Prep 20 mins
Cook 20 mins
A great easy breakfast dish. Great on toast, muffins and a makes a great breakfast especially served with bacon. Note-- Large tomatoes must be used or egg will spill out.
- Cut the tops from the tomatoes and scoop out the seeds. Drain tomato cases well, cut side down on absorbent paper.
- Place 1 teaspoon of cheese into each tomato case and sprinkle with parsley, salt and pepper.
- Break an egg, one at a time into a small bowl or small jug -- but be sure not to break yolk, slip one egg into each tomato case, place a knob of butter on top of each egg and bake at approx 350dg for 20 minutes or until egg has set to your preference.
- Remove from oven and serve sprinkled with extra parsley.
Wow, I really enjoyed this lovely breakfast treat. So simple and yet so delicious, quick and very easy to make and easy to vary. I used a blend of mozzarella and parmesan cheese, didn't have any parsley so I used cilantro. The tomato holds up beautifully in the oven. My egg was a little over done, but that was me and not the recipe. I can't wait to make this again. Thank you for sharing your recipe Tisme.

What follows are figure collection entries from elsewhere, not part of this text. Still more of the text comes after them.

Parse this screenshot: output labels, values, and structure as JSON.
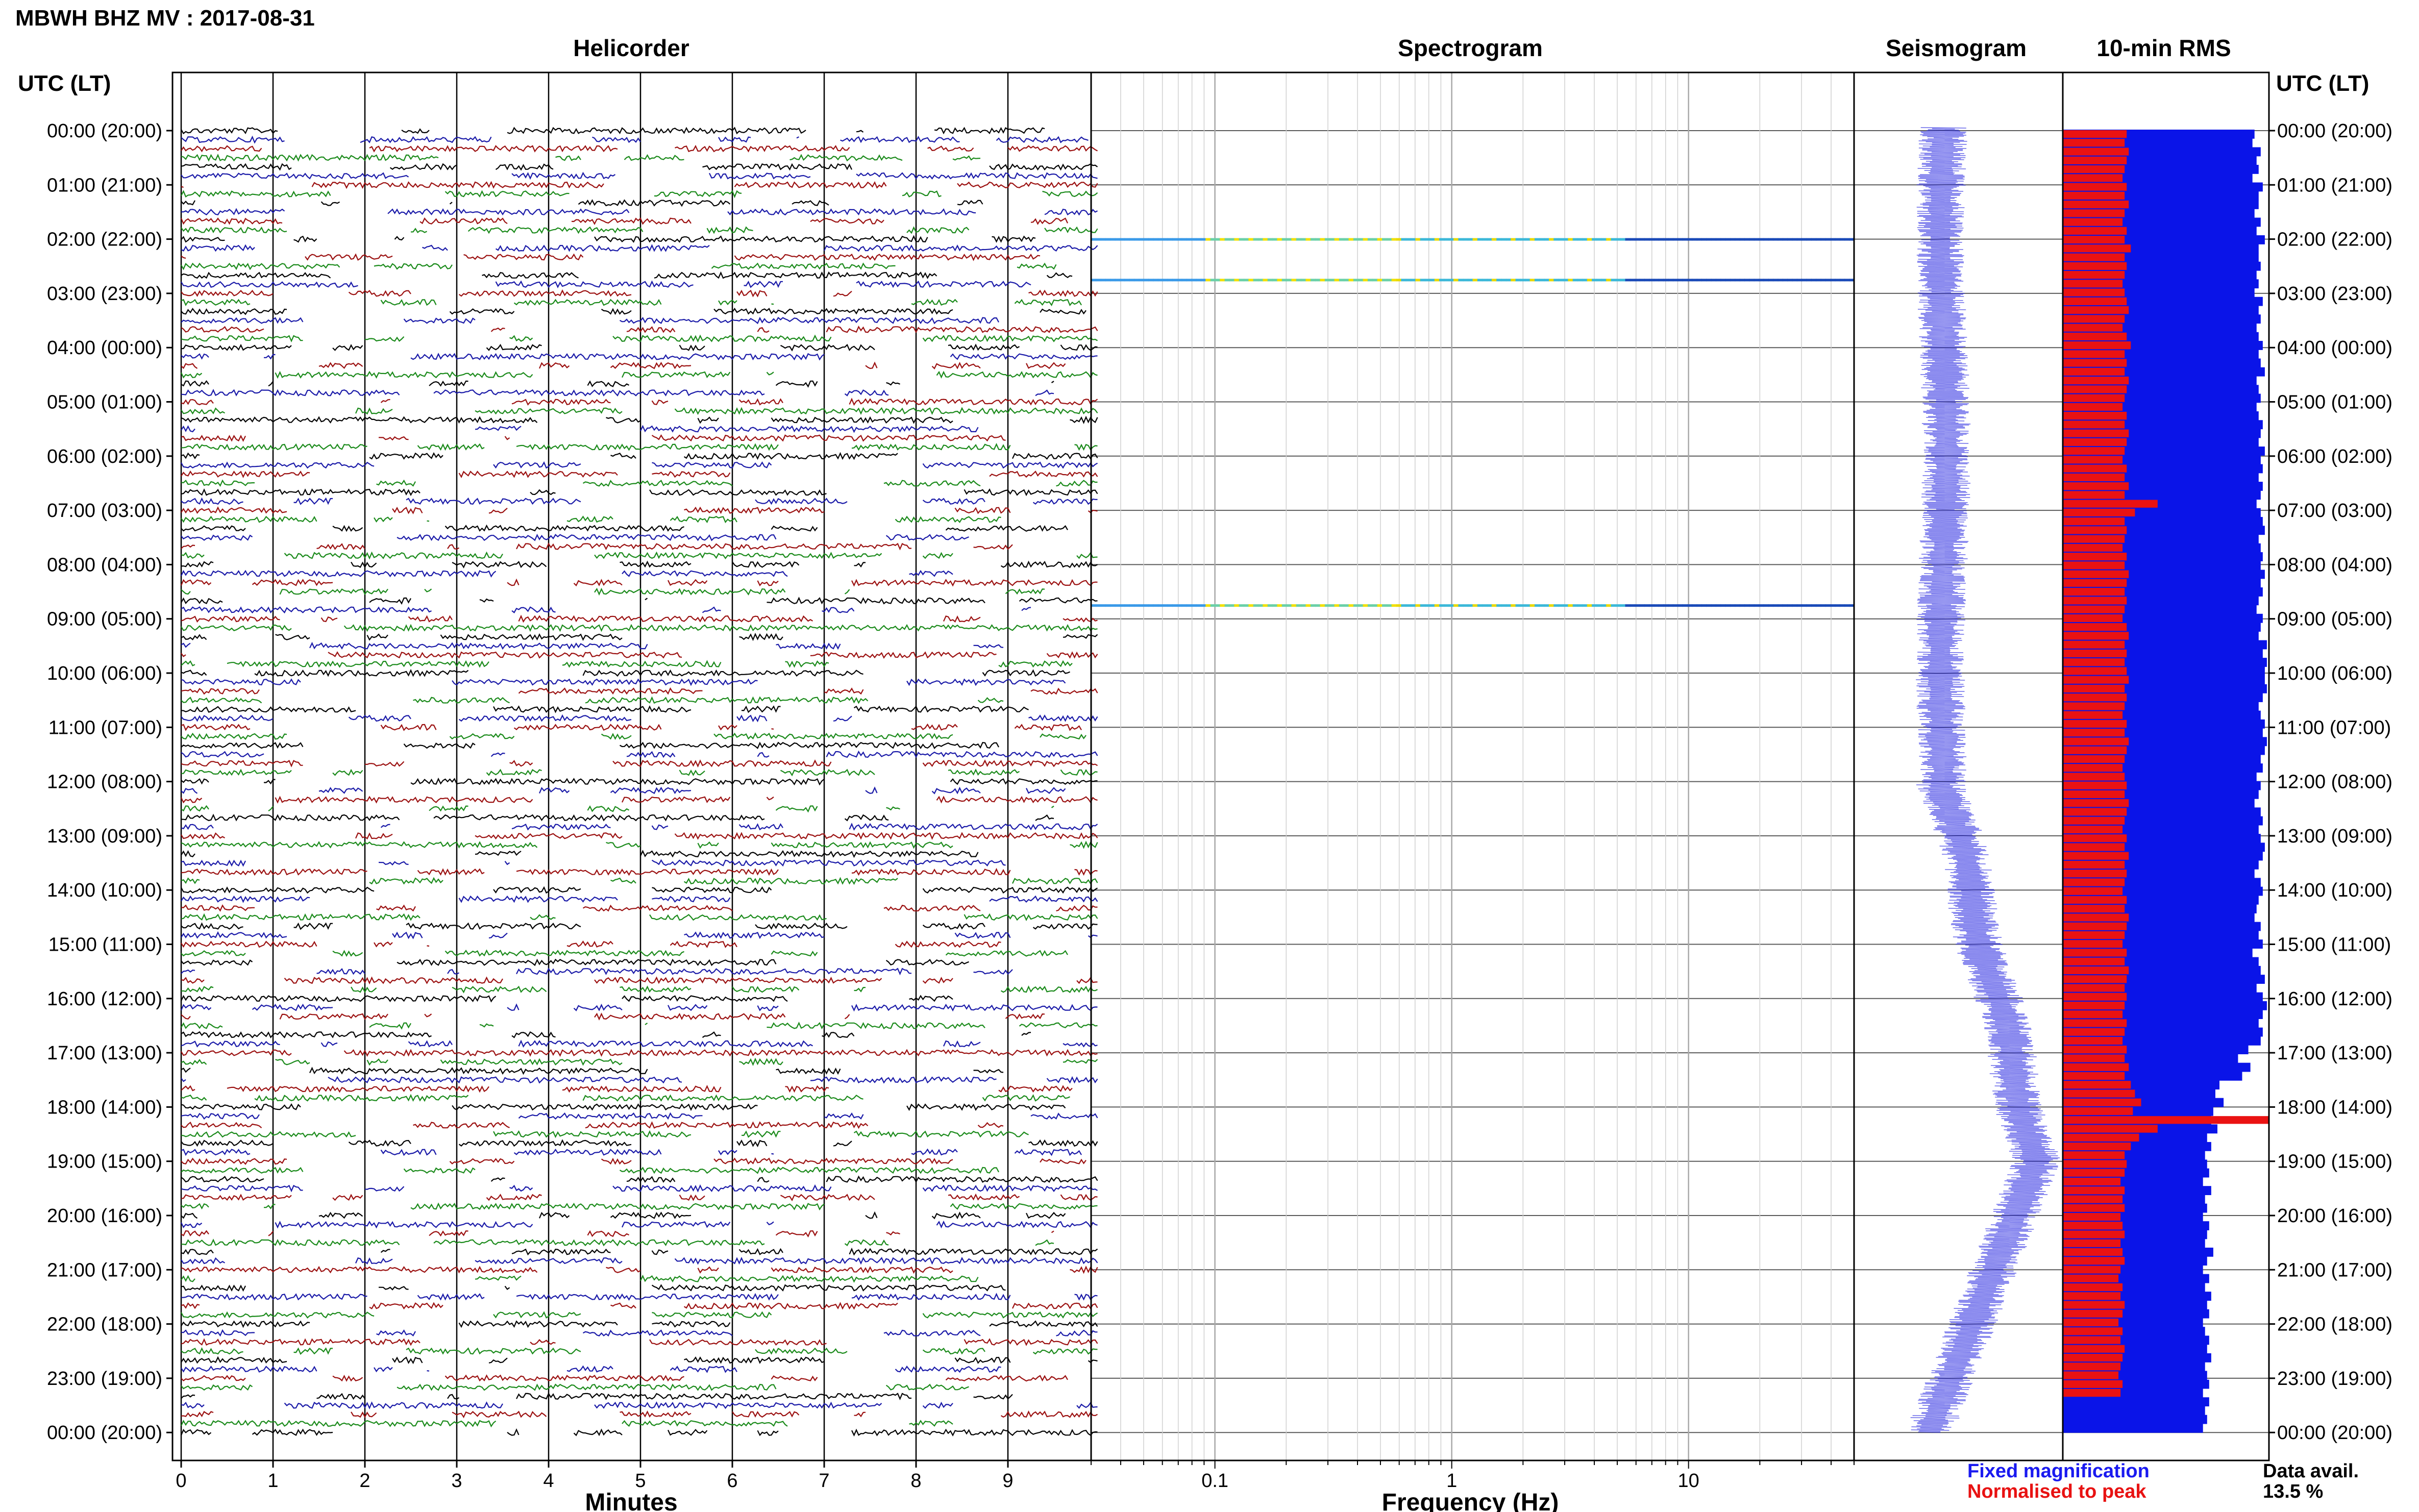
{
  "figure": {
    "title": "MBWH BHZ MV : 2017-08-31",
    "time_axis_label_left": "UTC (LT)",
    "time_axis_label_right": "UTC (LT)",
    "data_avail_label": "Data avail.",
    "data_avail_value": "13.5 %",
    "legend": {
      "fixed": "Fixed magnification",
      "normalised": "Normalised to peak"
    }
  },
  "colors": {
    "frame": "#000000",
    "grid": "#d0d0d0",
    "trace": [
      "#000000",
      "#1a1aa8",
      "#9b1010",
      "#1a8a1a"
    ],
    "seismogram": "#2828e0",
    "rms_fixed": "#0a14e8",
    "rms_normalised": "#ea1212",
    "legend_fixed": "#1a1af0",
    "legend_normalised": "#e81212"
  },
  "chart_data": [
    {
      "type": "line",
      "title": "Helicorder",
      "xlabel": "Minutes",
      "xlim": [
        0,
        10
      ],
      "x_ticks": [
        "0",
        "1",
        "2",
        "3",
        "4",
        "5",
        "6",
        "7",
        "8",
        "9"
      ],
      "row_labels": [
        "00:00 (20:00)",
        "01:00 (21:00)",
        "02:00 (22:00)",
        "03:00 (23:00)",
        "04:00 (00:00)",
        "05:00 (01:00)",
        "06:00 (02:00)",
        "07:00 (03:00)",
        "08:00 (04:00)",
        "09:00 (05:00)",
        "10:00 (06:00)",
        "11:00 (07:00)",
        "12:00 (08:00)",
        "13:00 (09:00)",
        "14:00 (10:00)",
        "15:00 (11:00)",
        "16:00 (12:00)",
        "17:00 (13:00)",
        "18:00 (14:00)",
        "19:00 (15:00)",
        "20:00 (16:00)",
        "21:00 (17:00)",
        "22:00 (18:00)",
        "23:00 (19:00)",
        "00:00 (20:00)"
      ],
      "traces_per_hour": 6,
      "minutes_per_trace": 10
    },
    {
      "type": "heatmap",
      "title": "Spectrogram",
      "xlabel": "Frequency (Hz)",
      "xscale": "log",
      "xlim": [
        0.03,
        50
      ],
      "x_ticks": [
        "0.1",
        "1",
        "10"
      ],
      "bright_rows": [
        "02:00",
        "02:45",
        "08:45"
      ]
    },
    {
      "type": "line",
      "title": "Seismogram"
    },
    {
      "type": "bar",
      "title": "10-min RMS",
      "series": [
        {
          "name": "Fixed magnification",
          "values": [
            0.93,
            0.92,
            0.96,
            0.94,
            0.95,
            0.92,
            0.97,
            0.95,
            0.95,
            0.93,
            0.96,
            0.94,
            0.98,
            0.95,
            0.95,
            0.96,
            0.94,
            0.95,
            0.93,
            0.97,
            0.95,
            0.96,
            0.94,
            0.95,
            0.97,
            0.95,
            0.96,
            0.98,
            0.94,
            0.95,
            0.96,
            0.94,
            0.95,
            0.97,
            0.96,
            0.95,
            0.98,
            0.96,
            0.97,
            0.95,
            0.97,
            0.96,
            0.94,
            0.96,
            0.97,
            0.98,
            0.95,
            0.96,
            0.97,
            0.96,
            0.98,
            0.96,
            0.97,
            0.95,
            0.94,
            0.97,
            0.96,
            0.95,
            0.99,
            0.97,
            0.99,
            0.98,
            0.98,
            0.99,
            0.97,
            0.95,
            0.96,
            0.98,
            0.97,
            0.99,
            0.98,
            0.96,
            0.97,
            0.94,
            0.96,
            0.95,
            0.93,
            0.96,
            0.97,
            0.95,
            0.96,
            0.98,
            0.97,
            0.95,
            0.93,
            0.96,
            0.97,
            0.95,
            0.94,
            0.93,
            0.96,
            0.95,
            0.97,
            0.92,
            0.95,
            0.96,
            0.98,
            0.94,
            0.97,
            0.99,
            0.97,
            0.95,
            0.97,
            0.96,
            0.9,
            0.85,
            0.91,
            0.87,
            0.76,
            0.74,
            0.78,
            0.73,
            0.72,
            0.75,
            0.7,
            0.72,
            0.69,
            0.7,
            0.71,
            0.68,
            0.72,
            0.69,
            0.7,
            0.68,
            0.71,
            0.7,
            0.69,
            0.73,
            0.7,
            0.68,
            0.71,
            0.69,
            0.72,
            0.7,
            0.71,
            0.68,
            0.69,
            0.71,
            0.7,
            0.72,
            0.69,
            0.7,
            0.71,
            0.68,
            0.71,
            0.69,
            0.7,
            0.68
          ]
        },
        {
          "name": "Normalised to peak",
          "values": [
            0.31,
            0.3,
            0.32,
            0.31,
            0.3,
            0.29,
            0.31,
            0.3,
            0.32,
            0.3,
            0.29,
            0.31,
            0.3,
            0.33,
            0.3,
            0.31,
            0.3,
            0.29,
            0.3,
            0.31,
            0.32,
            0.3,
            0.29,
            0.31,
            0.33,
            0.3,
            0.31,
            0.3,
            0.32,
            0.31,
            0.3,
            0.29,
            0.31,
            0.3,
            0.32,
            0.31,
            0.3,
            0.29,
            0.31,
            0.3,
            0.32,
            0.3,
            0.46,
            0.35,
            0.3,
            0.31,
            0.3,
            0.29,
            0.31,
            0.3,
            0.32,
            0.31,
            0.3,
            0.31,
            0.3,
            0.29,
            0.31,
            0.32,
            0.3,
            0.31,
            0.3,
            0.31,
            0.32,
            0.3,
            0.31,
            0.3,
            0.29,
            0.31,
            0.3,
            0.32,
            0.31,
            0.3,
            0.29,
            0.3,
            0.31,
            0.3,
            0.32,
            0.31,
            0.3,
            0.29,
            0.31,
            0.3,
            0.32,
            0.3,
            0.31,
            0.3,
            0.29,
            0.31,
            0.3,
            0.32,
            0.31,
            0.3,
            0.29,
            0.31,
            0.3,
            0.32,
            0.31,
            0.3,
            0.31,
            0.3,
            0.29,
            0.31,
            0.3,
            0.29,
            0.31,
            0.3,
            0.32,
            0.3,
            0.33,
            0.35,
            0.38,
            0.34,
            1.0,
            0.46,
            0.37,
            0.33,
            0.3,
            0.31,
            0.3,
            0.28,
            0.3,
            0.29,
            0.3,
            0.28,
            0.29,
            0.3,
            0.28,
            0.29,
            0.3,
            0.28,
            0.27,
            0.29,
            0.28,
            0.3,
            0.29,
            0.27,
            0.29,
            0.28,
            0.3,
            0.29,
            0.28,
            0.27,
            0.29,
            0.28
          ]
        }
      ]
    }
  ]
}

Great breakfast for the DM and I thank you. Scaled back for 1-2 serving and one with a slice of wholemeal/wholegrain buttered toast made a very satisfying breakfast. Baked at 160C fan forced for 20 minutes but the whites weren't just right so put in for another 3 minutes but the yolks set a little more than I would have liked but was perfect for the DM's tastes. thank you Tisme, made for Make My Recipe - Edition 11.
Wonderful! The flavors were great. I used sharp cheddar and omitted the salt. As Deb mentioned, I did find the need to cook longer than 20 minutes at 350. When I peeked in at 20, the egg was still clear and uncooked. Another 10 minutes or so had the white cooked through and a nice soft yolk, exactly how we like! Thanks for sharing!